Ao contrário de temporadas recentes, o Lyon não desperta mais tanto medo em seus principais rivais. Para completar, contra seus adversários diretos na briga pelo título da Ligue 1, o OL também não exibe mais o mesmo bom desempenho contra quem ousa lhe desafiar. A comparação dos resultados dos lioneses contra os primeiros colocados da tabela ou diante de times tradicionais nestas duas temporadas mostra uma realidade preocupante para a torcida.
Em 2007/08, o Lyon venceu os dois confrontos contra Bordeaux (vice-campeão) e Paris Saint-Germain. Contra Rennes, Nancy e Saint-Etienne, os lioneses ganharam um duelo e empataram outro. Apenas o Olympique de Marselha conseguiu a façanha de derrotar o OL nas duas partidas entre eles. Em 2008/09, até agora os resultados estão bem diferentes e longe deste aproveitamento.
O Lyon tomou de 3 a 0 do Rennes, em partida na qual nem viu a cor da bola. Diante do PSG, o OL perdeu de 1 a 0 em outra exibição pífia. Contra o Bordeaux, apesar do triunfo por 2 a 1, os lioneses foram completamente dominados pelos rivais por um longo período. Na vitória por 3 a 2 sobre o Nice, os lioneses contaram com uma certa ajudinha da arbitragem para sair de campo com os três pontos. O Lille arrancou um empate por 2 a 2. Apenas o Toulouse sentiu a verdadeira fúria dos heptacampeões, mas o 3 a 0 sofrido pelos Violetas saiu logo na primeira rodada.

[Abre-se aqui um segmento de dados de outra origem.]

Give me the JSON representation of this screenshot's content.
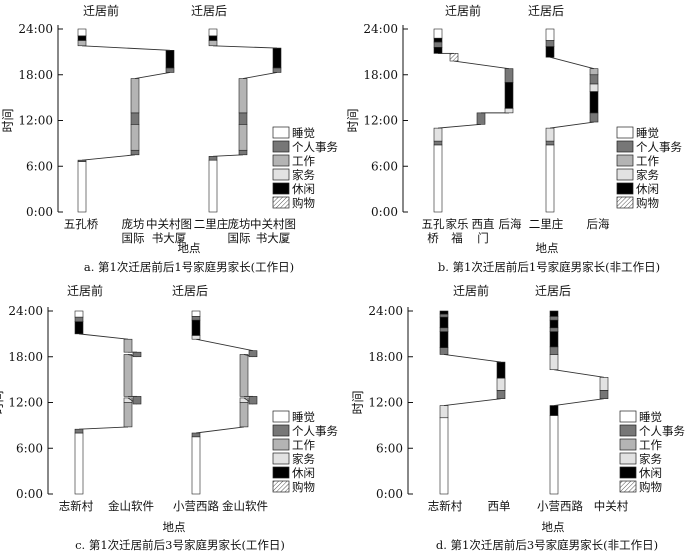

Para completar, o time nunca esteve tão dependente de Karim Benzema. A ausência do atacante em algumas partidas, devido a uma contusão, provou como o OL cai demais de rendimento sem seu principal jogador. Em teoria, o elenco da equipe teria condições de amenizar o problema, mas na prática o resultado foi o pior possível. Sem o atacante da seleção francesa, Puel viu seu time se transformar em um clube comum.
Os problemas físicos de Benzema eram a oportunidade pedida por Fred para convencer tanto ele como o clube de seu valor. No entanto, o brasileiro não conseguiu repetir suas atuações quando era titular absoluto. Quando esteve ao lado de Benzema, Fred também encontrou problemas de adaptação ao estilo do companheiro. Para piorar, o ex-cruzeirense jogou tudo no ventilador ao afirmar que desejaria ter seu contrato rescindido com os lioneses. Para quem estava enrolado com o presidente Jean-Michel Aulas por conta de seus gestos de indisciplina na temporada passada, esta foi a gota d’água.

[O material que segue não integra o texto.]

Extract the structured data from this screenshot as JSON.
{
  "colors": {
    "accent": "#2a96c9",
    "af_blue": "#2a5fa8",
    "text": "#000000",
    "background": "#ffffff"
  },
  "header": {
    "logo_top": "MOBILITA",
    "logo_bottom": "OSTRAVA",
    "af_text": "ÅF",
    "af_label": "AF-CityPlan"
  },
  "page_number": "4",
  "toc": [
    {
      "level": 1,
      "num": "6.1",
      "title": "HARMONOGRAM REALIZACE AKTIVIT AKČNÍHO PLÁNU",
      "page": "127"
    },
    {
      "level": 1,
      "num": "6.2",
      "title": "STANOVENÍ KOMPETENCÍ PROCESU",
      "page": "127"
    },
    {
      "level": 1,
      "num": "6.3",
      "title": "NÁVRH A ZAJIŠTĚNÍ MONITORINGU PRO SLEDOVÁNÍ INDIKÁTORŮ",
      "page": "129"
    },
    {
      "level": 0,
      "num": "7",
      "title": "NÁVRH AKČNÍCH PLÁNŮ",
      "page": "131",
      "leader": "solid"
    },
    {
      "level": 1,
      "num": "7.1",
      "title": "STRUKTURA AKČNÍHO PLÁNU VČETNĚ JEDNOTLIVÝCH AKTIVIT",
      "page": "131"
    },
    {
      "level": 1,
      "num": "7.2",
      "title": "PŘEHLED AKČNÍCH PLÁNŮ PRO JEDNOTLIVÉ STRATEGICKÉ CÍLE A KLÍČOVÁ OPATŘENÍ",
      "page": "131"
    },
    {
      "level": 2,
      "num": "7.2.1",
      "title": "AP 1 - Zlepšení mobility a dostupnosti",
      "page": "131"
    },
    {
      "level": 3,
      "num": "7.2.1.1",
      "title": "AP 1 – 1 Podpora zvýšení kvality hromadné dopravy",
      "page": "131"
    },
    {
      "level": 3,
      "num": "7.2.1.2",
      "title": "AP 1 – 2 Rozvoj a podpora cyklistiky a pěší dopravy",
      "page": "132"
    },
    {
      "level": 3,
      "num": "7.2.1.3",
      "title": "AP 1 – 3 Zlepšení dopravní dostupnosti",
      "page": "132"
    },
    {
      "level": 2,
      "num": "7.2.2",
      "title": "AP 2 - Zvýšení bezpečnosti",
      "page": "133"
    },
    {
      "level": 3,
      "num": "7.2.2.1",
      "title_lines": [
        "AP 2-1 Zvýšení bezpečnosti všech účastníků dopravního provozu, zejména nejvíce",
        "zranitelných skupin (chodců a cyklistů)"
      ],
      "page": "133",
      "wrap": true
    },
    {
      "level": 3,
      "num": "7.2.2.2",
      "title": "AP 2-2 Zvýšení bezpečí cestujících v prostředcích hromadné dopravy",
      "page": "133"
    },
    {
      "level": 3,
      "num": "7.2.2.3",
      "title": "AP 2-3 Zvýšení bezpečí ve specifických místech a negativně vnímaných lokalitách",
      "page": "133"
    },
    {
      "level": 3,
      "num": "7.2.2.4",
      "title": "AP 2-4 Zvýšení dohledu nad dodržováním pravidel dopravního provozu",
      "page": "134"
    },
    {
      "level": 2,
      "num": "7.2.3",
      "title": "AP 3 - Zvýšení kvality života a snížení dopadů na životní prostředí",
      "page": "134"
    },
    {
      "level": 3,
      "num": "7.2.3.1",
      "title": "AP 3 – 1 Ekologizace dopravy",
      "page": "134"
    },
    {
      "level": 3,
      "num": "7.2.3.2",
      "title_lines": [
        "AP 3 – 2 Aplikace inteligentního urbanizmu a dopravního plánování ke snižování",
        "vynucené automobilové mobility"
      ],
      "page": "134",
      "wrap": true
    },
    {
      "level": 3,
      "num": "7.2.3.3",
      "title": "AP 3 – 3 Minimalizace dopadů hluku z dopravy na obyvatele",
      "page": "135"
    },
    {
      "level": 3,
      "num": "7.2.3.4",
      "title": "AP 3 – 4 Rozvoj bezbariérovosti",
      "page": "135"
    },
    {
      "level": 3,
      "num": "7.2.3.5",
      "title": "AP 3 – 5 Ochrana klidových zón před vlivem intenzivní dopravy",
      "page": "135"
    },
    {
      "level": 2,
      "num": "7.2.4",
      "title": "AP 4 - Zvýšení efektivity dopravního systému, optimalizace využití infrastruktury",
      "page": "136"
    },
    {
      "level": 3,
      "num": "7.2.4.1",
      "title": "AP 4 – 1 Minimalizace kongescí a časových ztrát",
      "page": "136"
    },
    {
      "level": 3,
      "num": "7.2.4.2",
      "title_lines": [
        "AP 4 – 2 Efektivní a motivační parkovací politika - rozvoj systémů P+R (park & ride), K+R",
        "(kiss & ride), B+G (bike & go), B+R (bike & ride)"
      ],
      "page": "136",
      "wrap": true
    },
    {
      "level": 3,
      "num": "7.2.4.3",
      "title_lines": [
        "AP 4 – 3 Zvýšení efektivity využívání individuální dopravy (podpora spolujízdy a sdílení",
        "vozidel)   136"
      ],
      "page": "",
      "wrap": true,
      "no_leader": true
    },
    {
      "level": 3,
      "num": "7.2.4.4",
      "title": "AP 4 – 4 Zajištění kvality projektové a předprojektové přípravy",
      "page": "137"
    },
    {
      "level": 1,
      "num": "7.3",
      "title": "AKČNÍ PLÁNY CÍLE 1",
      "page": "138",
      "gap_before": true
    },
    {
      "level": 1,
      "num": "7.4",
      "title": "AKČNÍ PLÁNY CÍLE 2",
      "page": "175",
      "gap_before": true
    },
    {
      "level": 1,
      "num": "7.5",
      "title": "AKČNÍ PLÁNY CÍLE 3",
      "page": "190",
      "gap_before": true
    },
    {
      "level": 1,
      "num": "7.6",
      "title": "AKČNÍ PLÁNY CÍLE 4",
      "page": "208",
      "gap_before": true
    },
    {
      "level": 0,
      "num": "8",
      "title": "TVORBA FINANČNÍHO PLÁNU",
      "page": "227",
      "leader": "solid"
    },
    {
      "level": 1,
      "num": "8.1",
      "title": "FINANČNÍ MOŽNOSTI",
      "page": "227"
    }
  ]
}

As outras alternativas ficaram longe de encher os olhos. Piquionne, de tão destacado desempenho no Saint-Etienne, virou um peso morto. Keita, um dos homens de confiança de Puel no Lille, oscila demais e ainda não encontrou seu espaço. Ederson, esperança para substituir Juninho, tem jogado bem, mas se limita apenas ao lado esquerdo do campo. Pjanic, promissor meia-atacante do Metz, sofreu grave lesão e mal teve tempo de mostrar seu valor. Há ainda Delgado, longe de convencer torcida e o treinador.
Com tantas dificuldades, o Lyon caminha para a segunda metade da temporada repleto de incertezas. Nem mesmo o retorno dos lesionados garante alguma tranqüilidade, até pela falta de identidade tática da equipe como explicado anteriormente. Levando-se em consideração que o OL encara “apenas” o Barcelona nas oitavas-de-final da LC, o alto risco de eliminação precoce do torneio continental desenha no horizonte mais uma temporada frustrante. Para quem investiu pesado para apagar a impressão ruim deixada em 2007/08, a cópia perfeita do que aconteceu antes deixará uma grande sensação de derrota, mesmo se confirmado o octocampeonato da Ligue 1.